The CMA attacked these anti-vaxxers’ “irresponsible rhetoric” and “threatening activity aimed at our employees”, adding that members of the medical group had been encouraging staff to travel in pairs and lock doors when discussing the SB 277 bill.
Dorit Reiss, a law professor at UC Hastings who has written extensively about vaccination, was also labelled a stooge for Big Pharma by anti-vaccination blog Age of Autism, and likened to genocidal dictators.
At anti-vaccination rallies in California, protesters compared the state to Nazi Germany, the LA Times reported.
An assembly member who opposed the Bill said that requiring children to be vaccinated was like sending them to a concentration camp, according to theSacramento Bee.
Alex Jones from conspiracy site InfoWars claimed California was “following in Nazi footsteps” and “pushing mandatory vaccines — practically at gunpoint!”

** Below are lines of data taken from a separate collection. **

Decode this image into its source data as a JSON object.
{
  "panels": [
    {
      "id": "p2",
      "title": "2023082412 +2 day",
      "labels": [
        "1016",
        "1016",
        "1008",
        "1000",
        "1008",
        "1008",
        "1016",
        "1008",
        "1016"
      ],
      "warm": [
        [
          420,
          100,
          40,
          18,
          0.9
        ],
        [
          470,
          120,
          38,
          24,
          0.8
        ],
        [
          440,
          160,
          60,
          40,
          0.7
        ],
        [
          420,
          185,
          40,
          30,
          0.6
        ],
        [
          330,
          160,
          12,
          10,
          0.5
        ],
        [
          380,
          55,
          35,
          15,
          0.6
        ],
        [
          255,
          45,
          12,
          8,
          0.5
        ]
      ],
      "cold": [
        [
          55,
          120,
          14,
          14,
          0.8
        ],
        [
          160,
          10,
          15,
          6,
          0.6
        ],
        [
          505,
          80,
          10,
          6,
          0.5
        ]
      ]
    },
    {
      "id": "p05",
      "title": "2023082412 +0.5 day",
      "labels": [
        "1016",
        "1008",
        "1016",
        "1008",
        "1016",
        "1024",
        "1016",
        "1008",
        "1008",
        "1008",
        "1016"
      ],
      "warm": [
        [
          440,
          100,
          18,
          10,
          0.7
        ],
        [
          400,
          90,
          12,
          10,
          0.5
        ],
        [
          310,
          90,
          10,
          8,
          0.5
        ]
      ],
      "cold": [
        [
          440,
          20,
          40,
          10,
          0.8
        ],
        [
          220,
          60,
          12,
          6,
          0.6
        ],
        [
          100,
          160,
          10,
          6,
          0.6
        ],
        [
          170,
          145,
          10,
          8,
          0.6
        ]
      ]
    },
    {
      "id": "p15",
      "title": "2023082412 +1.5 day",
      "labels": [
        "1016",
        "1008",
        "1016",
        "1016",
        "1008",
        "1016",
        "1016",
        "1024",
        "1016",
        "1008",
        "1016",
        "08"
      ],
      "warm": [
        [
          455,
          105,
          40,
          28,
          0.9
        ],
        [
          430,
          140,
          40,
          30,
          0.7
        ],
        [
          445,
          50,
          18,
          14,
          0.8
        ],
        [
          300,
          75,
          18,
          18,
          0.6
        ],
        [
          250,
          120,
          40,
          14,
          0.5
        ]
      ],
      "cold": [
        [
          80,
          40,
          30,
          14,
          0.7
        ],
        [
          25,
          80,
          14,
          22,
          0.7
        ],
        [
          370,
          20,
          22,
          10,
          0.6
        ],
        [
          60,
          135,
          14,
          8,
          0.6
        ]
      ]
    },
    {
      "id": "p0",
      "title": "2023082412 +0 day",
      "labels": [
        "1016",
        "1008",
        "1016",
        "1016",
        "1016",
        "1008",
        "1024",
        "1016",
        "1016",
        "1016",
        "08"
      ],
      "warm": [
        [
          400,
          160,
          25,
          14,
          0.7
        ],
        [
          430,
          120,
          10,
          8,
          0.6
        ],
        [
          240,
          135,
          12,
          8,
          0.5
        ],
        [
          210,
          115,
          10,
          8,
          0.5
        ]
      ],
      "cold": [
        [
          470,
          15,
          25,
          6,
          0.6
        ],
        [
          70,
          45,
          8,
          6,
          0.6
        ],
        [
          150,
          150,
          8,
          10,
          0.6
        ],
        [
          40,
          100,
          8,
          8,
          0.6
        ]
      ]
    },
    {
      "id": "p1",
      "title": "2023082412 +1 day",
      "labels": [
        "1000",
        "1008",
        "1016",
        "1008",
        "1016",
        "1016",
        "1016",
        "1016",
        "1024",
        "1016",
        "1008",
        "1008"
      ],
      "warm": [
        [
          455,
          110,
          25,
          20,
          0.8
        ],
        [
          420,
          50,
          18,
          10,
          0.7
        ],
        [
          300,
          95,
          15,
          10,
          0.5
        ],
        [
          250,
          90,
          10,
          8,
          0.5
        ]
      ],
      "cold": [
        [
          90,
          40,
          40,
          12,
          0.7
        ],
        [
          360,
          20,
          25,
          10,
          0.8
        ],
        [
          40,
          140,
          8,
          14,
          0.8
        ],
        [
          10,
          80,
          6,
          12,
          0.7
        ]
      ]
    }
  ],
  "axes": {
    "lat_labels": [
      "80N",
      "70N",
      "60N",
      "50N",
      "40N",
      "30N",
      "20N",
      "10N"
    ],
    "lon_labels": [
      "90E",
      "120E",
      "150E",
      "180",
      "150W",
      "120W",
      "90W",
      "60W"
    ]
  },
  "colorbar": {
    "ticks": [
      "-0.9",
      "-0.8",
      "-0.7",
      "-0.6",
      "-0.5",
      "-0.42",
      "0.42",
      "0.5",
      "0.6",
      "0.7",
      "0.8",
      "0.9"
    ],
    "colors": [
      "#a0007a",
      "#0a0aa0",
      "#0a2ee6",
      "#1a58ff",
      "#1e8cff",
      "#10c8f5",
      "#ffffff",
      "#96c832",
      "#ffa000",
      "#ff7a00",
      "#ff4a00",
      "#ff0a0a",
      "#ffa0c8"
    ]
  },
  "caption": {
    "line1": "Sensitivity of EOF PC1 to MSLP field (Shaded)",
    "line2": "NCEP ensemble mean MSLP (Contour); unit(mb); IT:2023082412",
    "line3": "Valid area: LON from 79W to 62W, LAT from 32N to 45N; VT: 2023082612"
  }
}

The extremist anti-vaxxers come from all walks of life. They can be left-wing, natural health fans; anti-abortion groups; or conservative political parties. California members of the Nation of Islam have also come out against SB 277, and Scientologist actress Jenna Elfman took part in an anti-SB 277 rally, claiming the Bill infringed parental rights.
In Australia, anti-vaxxers have been criticised for spreading disease and misinformation — bad enough in itself. But the more violent side is starting to emerge, with one anti-vaxxer Facebook group posting an article demanding the death penalty for doctors who administer vaccinations, and others calling for vaccine advocates to be shot.
A doctor who emailed an anti-vaxxer mailing list with a pro-vaccination story received aggressive insults and death threats in return, via email and Facebook.
In 2013, Dr Andrew McDonald told the NSW parliament: “The police have been called to my office on one occasion following threatening emails after I raised concerns about the practices of the Australian Vaccination Network [an anti-vaccination group that has since been renamed the Australian Vaccination-skeptics Network].”
It may only be a matter of time before this dangerous and threatening behaviour goes even further.